I think Sheldon Brown is 100% right on and it's what I recommend people to do on forums as well. When you park a bike locked up outside a accomplished thief can snag the bike in less than 3 minutes no matter how good of a lock you buy, and lock companies insurance coverage is a total waste of time because to get the money you have to jump through one impossible hoop after another, not even Kryptonite would tell Bicycle Mag how much they paid out in claims over the years, why? because the number was embarrassing small. So it's better to buy a $45 lock and lock up a $200 bike than to buy a $150 lock to lock up a $2,000 bike only to find it gone. Even if the bike doesn't get stolen it's not uncommon to come back to the bike to find parts missing! Or vandalized.


----------



## Camilo (Jun 23, 2007)

No bike parked outside is safe, not only from thieves, but they get rained on a lot. My one and only totally new bike that I've ever bought in my life was stolen off my back porch (locked, of course). 

A cheap, "beater" bike can be as fun and comfortable as an expensive bike so go that route for your commute.


----------



## froze (Sep 15, 2002)

Camilo said:


> No bike parked outside is safe, not only from thieves, but they get rained on a lot. My one and only totally new bike that I've ever bought in my life was stolen off my back porch (locked, of course).
> 
> A cheap, "beater" bike can be as fun and comfortable as an expensive bike so go that route for your commute.


1999% agree, but he wants a new bike for whatever reason.


----------



## crbeals (Oct 3, 2012)

froze said:


> I think Sheldon Brown is 100% right on and it's what I recommend people to do on forums as well. When you park a bike locked up outside a accomplished thief can snag the bike in less than 3 minutes no matter how good of a lock you buy, and lock companies insurance coverage is a total waste of time because to get the money you have to jump through one impossible hoop after another, not even Kryptonite would tell Bicycle Mag how much they paid out in claims over the years, why? because the number was embarrassing small. So it's better to buy a $45 lock and lock up a $200 bike than to buy a $150 lock to lock up a $2,000 bike only to find it gone. Even if the bike doesn't get stolen it's not uncommon to come back to the bike to find parts missing! Or vandalized.

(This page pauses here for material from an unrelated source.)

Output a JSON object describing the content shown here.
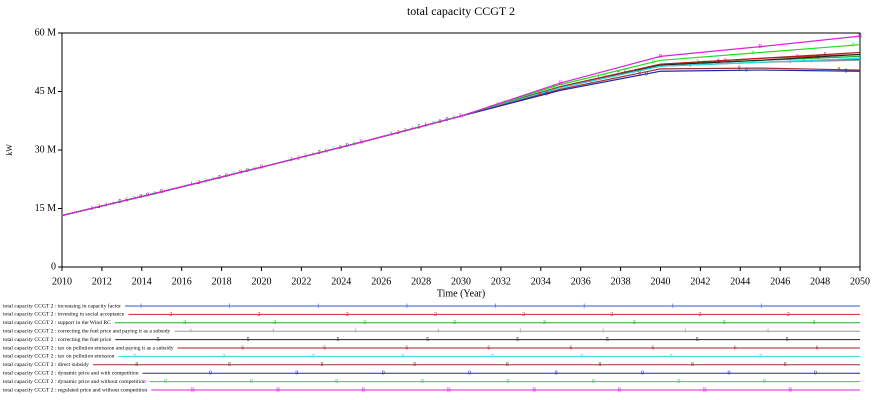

Seriously F*&^ Kryptonite. I had my bike stolen with one of their best U-Locks on it. Smashed the key part open with I'm guessing an auger bit. I took a picture and emailed it to Kryptonite. TFB was pretty much their reply. I know anything can get stolen but was expecting a bit better reply than that. Never get my money again. Also I use two locks now. I know it can still get stolen, just have to make someone else's bike unfortunately look easier to steal.


----------



## pierretong (Apr 7, 2015)

just to follow back up: ended up getting a Surly Pacer! I've ridden it a few times and I love it


----------



## froze (Sep 15, 2002)

pierretong said:


> just to follow back up: ended up getting a Surly Pacer! I've ridden it a few times and I love it
> View attachment 306166


Interesting choice, I like it, it has Shimano 105 components which is nearly bullet proof, the Cane Creek 40 is a fantastic headset which later (if needed) can easily be internally converted to a 110, it has a more laid back riding style which will be more comfortable on the long rides...yeah, I like your choice. Congrats on a well thought out purchase.

The only upgrades I would do, when the time occurs (meaning at wear out), is the cables to Dura Ace 9000, rear derailleur to Ultegra, upgrade the Cane Creek headset to have the 110 internals (cheaper than buying a new complete 110). Changing the cables to Dura Ace 9000 will surprise you as to how much better the levers feel when engaging the brakes and derailleurs. Saddle is always something that is a personal thing, the current saddle may be ok for you or may not be ok, so try it and see how it feels.

The website didn't mention the pedals, but a good pedal to consider at some point in the future is the Speedplay with stainless spindles instead of cromoly which can rust or titanium which isn't necessary. These pedals are easy to get in and out of plus can be easily greased by the user by using a Speedplay grease gun and injecting the grease into the grease port. SpeedPlays also have no moving parts (other than the bearings of course) and thus less mechanical issues. SpeedPlay makes road and mountain bike pedals, is you plan on riding and walking the Frogs are fantastic pedal, I use them on my road and touring bike.


----------



## pierretong (Apr 7, 2015)

The bike shop just threw on some cheap pedals for me - it works fine for me for now but I'll probably upgrade that at some point. You're right about the saddle - I figured I'll give it a couple weeks to see how I like it before figuring if I need to change it out.


----------